The Massachusetts House accepted a conference report on a supplemental appropriations bill that adds $259,000,000 in spending for fiscal 2025 and includes an immediate plan to raise pay for private bar advocates and expand public defender staffing. Representative Mike Wits of Boston presented the conference report and asked the House to approve it.
The measure matters because it couples a short-term response to a labor stoppage affecting indigent defense with longer-term investments in public defender staffing. Supporters said the package is intended to restore representation for people who rely on court-appointed counsel and to reduce reliance on private contractors.
Representative Mike Wits of Boston, speaking for the conference report, said, “this legislation that is before you today makes timely investments that will better position the Commonwealth in the coming weeks and months ahead.” He described the agreement reached with private bar advocates as a phased pay increase and other reforms to stabilize indigent defense services.
Under the terms laid out on the House floor, private bar advocates would receive an immediate $10-per-hour increase effective Aug. 1 and an additional $10-per-hour increase on Aug. 1, 2026. Wits characterized that schedule as “an immediate 15% raise and a 30% raise after it is fully implemented.” The House discussion included budgetary cost estimates provided by proponents: an additional $27,000,000 in fiscal 2026 and $55,000,000 in fiscal 2027 associated with the rate increases.
The supplemental also allocates $40,000,000 to the Committee for Public Counsel Services (CPCS) to staff up public defenders, with a stated goal of hiring about 320 new attorneys by the end of fiscal 2027. The conference report includes a new contracting policy requiring private bar advocates to sign biannual contracts with CPCS that set minimum coverage and availability standards.

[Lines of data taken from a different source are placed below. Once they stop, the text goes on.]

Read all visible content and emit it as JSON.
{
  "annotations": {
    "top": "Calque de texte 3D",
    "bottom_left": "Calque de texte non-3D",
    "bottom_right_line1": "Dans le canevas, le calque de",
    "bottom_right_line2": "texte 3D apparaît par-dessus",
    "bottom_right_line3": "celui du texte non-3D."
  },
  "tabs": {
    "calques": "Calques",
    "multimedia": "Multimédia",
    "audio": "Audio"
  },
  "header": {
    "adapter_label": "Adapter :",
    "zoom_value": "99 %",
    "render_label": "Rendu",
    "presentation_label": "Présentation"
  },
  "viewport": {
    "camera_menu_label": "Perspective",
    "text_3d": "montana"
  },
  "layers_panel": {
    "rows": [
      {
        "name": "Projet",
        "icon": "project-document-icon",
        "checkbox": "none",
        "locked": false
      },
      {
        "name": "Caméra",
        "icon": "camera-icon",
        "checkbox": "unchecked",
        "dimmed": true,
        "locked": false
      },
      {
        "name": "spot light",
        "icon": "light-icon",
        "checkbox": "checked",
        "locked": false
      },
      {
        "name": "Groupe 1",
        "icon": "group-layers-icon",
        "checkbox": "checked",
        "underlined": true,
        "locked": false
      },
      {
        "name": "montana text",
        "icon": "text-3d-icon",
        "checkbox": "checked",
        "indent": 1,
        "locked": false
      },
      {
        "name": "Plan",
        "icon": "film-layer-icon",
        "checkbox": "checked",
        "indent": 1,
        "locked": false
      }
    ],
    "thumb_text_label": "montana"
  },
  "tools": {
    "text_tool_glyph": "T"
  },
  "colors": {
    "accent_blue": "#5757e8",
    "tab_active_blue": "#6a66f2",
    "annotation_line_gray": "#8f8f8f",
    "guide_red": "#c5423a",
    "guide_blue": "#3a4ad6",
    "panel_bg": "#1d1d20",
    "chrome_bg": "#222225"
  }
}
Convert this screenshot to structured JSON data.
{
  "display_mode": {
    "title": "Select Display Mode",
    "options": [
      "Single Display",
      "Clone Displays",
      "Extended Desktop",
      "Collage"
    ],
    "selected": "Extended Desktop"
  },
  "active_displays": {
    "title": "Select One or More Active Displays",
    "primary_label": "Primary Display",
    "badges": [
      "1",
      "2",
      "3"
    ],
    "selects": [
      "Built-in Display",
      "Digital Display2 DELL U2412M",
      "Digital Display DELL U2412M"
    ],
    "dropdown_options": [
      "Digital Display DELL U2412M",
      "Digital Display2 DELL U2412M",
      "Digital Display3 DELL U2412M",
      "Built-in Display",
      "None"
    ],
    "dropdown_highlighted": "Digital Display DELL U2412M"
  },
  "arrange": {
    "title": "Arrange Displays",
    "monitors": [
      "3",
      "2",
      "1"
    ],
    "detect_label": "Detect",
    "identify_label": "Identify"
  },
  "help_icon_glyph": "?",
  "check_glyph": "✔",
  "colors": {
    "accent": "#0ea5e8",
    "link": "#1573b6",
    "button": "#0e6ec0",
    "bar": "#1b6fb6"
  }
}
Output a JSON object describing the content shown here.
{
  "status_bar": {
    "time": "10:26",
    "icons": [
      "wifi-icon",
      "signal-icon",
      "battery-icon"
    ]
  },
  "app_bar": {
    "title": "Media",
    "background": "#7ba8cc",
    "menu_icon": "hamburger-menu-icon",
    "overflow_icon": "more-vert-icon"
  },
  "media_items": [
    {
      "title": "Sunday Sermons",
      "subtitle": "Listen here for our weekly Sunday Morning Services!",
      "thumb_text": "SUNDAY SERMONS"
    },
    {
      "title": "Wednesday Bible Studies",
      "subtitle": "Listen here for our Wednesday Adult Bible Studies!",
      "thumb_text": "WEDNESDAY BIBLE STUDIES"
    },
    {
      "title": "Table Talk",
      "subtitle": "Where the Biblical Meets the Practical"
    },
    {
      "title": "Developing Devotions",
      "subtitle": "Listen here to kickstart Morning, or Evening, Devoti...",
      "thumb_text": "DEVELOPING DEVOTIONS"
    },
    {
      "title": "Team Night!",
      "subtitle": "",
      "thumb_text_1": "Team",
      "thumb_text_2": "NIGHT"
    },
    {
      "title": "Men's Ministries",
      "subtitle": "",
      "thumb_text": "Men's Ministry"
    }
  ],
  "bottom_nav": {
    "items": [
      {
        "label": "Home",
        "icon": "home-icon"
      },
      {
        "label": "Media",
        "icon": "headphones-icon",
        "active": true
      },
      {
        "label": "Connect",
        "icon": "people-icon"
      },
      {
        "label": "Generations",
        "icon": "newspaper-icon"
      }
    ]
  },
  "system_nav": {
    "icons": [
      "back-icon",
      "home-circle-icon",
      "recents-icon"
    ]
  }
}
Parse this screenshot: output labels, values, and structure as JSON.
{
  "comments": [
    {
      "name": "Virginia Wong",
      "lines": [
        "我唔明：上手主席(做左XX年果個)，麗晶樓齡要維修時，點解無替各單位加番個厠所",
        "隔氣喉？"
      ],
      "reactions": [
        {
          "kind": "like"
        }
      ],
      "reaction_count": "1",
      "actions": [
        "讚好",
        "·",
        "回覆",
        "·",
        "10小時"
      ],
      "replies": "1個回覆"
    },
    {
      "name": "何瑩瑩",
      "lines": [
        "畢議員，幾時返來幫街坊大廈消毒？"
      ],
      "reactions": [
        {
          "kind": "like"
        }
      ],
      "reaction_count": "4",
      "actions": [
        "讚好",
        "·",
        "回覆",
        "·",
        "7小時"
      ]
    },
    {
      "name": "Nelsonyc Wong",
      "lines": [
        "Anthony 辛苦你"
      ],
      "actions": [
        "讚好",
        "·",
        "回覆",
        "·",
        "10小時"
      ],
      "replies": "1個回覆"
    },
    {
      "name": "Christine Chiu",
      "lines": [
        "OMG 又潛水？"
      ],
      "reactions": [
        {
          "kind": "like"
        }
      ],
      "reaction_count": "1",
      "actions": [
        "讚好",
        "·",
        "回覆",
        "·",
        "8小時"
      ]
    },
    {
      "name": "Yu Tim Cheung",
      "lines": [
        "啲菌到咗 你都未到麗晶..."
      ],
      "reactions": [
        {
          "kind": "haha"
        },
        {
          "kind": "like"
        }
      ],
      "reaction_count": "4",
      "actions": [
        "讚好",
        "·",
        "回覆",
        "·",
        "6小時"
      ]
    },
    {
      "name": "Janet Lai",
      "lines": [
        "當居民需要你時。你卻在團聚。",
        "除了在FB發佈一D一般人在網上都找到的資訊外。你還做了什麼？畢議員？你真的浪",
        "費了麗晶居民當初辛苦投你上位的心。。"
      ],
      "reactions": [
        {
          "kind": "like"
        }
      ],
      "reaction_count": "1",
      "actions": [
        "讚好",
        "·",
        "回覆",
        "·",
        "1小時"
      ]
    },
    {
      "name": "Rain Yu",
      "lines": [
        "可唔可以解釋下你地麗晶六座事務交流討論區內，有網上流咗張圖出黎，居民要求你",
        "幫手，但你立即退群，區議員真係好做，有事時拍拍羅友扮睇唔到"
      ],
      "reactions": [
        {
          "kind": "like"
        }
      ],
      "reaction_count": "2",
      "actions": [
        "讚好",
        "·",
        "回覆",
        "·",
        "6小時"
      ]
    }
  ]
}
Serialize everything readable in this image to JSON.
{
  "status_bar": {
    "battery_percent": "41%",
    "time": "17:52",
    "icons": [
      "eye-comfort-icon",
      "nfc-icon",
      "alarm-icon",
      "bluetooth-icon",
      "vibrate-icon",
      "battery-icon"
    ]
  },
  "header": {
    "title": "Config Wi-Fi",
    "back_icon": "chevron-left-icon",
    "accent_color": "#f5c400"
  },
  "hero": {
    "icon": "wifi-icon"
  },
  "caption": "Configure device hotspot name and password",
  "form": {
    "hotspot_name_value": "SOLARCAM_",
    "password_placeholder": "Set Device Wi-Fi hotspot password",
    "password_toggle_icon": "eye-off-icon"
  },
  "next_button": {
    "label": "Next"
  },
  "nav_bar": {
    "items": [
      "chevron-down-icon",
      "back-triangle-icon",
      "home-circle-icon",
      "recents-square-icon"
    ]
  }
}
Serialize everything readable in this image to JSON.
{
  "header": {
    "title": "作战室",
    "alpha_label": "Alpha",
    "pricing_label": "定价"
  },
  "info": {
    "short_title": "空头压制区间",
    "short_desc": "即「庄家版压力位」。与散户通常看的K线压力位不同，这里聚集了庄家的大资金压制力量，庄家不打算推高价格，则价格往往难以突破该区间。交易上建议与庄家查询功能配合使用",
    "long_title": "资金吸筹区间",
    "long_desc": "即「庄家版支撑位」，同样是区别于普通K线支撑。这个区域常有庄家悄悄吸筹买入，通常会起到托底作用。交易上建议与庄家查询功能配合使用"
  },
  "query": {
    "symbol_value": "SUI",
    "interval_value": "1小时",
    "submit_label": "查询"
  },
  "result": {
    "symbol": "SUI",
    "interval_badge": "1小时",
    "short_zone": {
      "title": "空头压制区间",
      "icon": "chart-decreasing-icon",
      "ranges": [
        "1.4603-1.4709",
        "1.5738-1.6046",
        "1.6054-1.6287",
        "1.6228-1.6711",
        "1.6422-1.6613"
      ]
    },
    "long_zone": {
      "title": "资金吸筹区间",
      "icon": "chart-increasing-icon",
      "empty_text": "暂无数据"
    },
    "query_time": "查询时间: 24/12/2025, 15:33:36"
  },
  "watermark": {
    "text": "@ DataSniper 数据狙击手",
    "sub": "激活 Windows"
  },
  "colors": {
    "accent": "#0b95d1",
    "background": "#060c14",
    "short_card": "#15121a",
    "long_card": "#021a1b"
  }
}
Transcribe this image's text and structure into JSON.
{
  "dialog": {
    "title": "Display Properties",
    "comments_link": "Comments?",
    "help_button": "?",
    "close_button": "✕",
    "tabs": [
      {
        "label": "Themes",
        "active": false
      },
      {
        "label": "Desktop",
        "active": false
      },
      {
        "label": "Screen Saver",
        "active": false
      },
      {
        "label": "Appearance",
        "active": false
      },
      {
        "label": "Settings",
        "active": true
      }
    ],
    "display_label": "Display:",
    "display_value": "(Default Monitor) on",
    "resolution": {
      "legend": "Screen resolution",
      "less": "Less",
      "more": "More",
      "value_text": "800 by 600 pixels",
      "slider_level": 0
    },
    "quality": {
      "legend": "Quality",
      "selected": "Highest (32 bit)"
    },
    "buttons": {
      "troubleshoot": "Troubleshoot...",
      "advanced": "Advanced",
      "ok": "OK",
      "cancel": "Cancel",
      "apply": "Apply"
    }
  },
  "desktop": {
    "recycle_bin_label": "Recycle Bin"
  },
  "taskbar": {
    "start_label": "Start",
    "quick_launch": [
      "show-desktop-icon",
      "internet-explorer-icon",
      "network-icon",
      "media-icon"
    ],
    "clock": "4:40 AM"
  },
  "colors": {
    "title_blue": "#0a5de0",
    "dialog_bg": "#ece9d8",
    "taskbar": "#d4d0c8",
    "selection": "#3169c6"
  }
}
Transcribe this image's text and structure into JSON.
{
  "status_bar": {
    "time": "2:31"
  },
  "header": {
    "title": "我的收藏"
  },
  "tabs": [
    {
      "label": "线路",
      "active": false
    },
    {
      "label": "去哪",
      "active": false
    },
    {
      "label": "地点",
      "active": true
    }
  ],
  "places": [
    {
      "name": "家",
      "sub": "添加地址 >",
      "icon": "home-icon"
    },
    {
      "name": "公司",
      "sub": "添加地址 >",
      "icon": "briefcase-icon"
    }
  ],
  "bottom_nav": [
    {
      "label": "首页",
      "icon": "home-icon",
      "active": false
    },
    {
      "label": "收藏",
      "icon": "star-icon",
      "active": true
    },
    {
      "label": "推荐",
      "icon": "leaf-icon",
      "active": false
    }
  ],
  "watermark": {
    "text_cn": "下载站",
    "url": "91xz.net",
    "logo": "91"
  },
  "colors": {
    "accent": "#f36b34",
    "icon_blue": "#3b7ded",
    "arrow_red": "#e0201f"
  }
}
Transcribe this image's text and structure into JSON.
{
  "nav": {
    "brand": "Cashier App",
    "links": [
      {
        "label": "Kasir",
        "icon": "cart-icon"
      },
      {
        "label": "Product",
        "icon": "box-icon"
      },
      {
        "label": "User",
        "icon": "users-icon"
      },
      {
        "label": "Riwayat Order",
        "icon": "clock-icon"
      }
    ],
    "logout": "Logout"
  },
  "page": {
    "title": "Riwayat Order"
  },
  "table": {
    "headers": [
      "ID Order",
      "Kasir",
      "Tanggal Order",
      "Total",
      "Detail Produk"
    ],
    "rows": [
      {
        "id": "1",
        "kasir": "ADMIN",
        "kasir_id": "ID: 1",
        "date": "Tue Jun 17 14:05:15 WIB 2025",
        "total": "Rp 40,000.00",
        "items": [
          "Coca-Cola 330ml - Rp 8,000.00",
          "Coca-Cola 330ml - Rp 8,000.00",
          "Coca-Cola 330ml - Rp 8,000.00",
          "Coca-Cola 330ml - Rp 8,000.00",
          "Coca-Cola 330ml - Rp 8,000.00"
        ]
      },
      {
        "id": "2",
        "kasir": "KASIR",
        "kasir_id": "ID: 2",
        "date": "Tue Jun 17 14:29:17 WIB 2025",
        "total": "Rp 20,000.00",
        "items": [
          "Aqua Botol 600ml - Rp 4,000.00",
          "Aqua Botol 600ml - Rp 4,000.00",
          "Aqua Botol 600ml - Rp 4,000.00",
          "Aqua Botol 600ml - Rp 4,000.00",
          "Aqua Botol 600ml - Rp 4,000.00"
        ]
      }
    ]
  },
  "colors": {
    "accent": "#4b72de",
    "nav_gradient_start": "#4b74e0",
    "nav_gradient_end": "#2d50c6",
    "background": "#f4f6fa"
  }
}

The bill also contains language intended to address organized refusals to accept appointments: it would allow evidence that private bar advocates who “refuse to compete for or accept new assignments” constitute possible violations of the Commonwealth’s antitrust laws where refusal reaches a specified county-level threshold (the conference language cited 25% as the county threshold). Proponents said the clause is modeled on existing federal precedent.
Representative Maki of Dartmouth, who spoke during debate, framed the pay request from some private attorneys as sudden and, in his view, unreasonable. “We cannot afford to give people $35 an hour raise. It is not going to happen overnight. It is a ridiculous request,” Maki said, arguing the phased increases were the responsible course.
Supporters emphasized that the package also includes funding for other programs and 30 collective bargaining agreements attached to the legislation. Wits said the combined actions—rate increases, CPCS hiring funds and contracting standards—create roughly $95,000,000 in new resources directed to indigent defense when taken together.
The House moved to accept the conference report, ordered a roll call and the report was accepted on the House floor. The House adopted the supplemental appropriations conference report and instructed the clerk to enroll the bill for transmission to the Senate and the governor.
Background and next steps: The conference report resolves differences between House and Senate versions of the supplemental budget; final enactment requires completion of the legislative process and the governor’s signature. The measure includes emergency preamble language for parts of the bill to take effect promptly once enacted.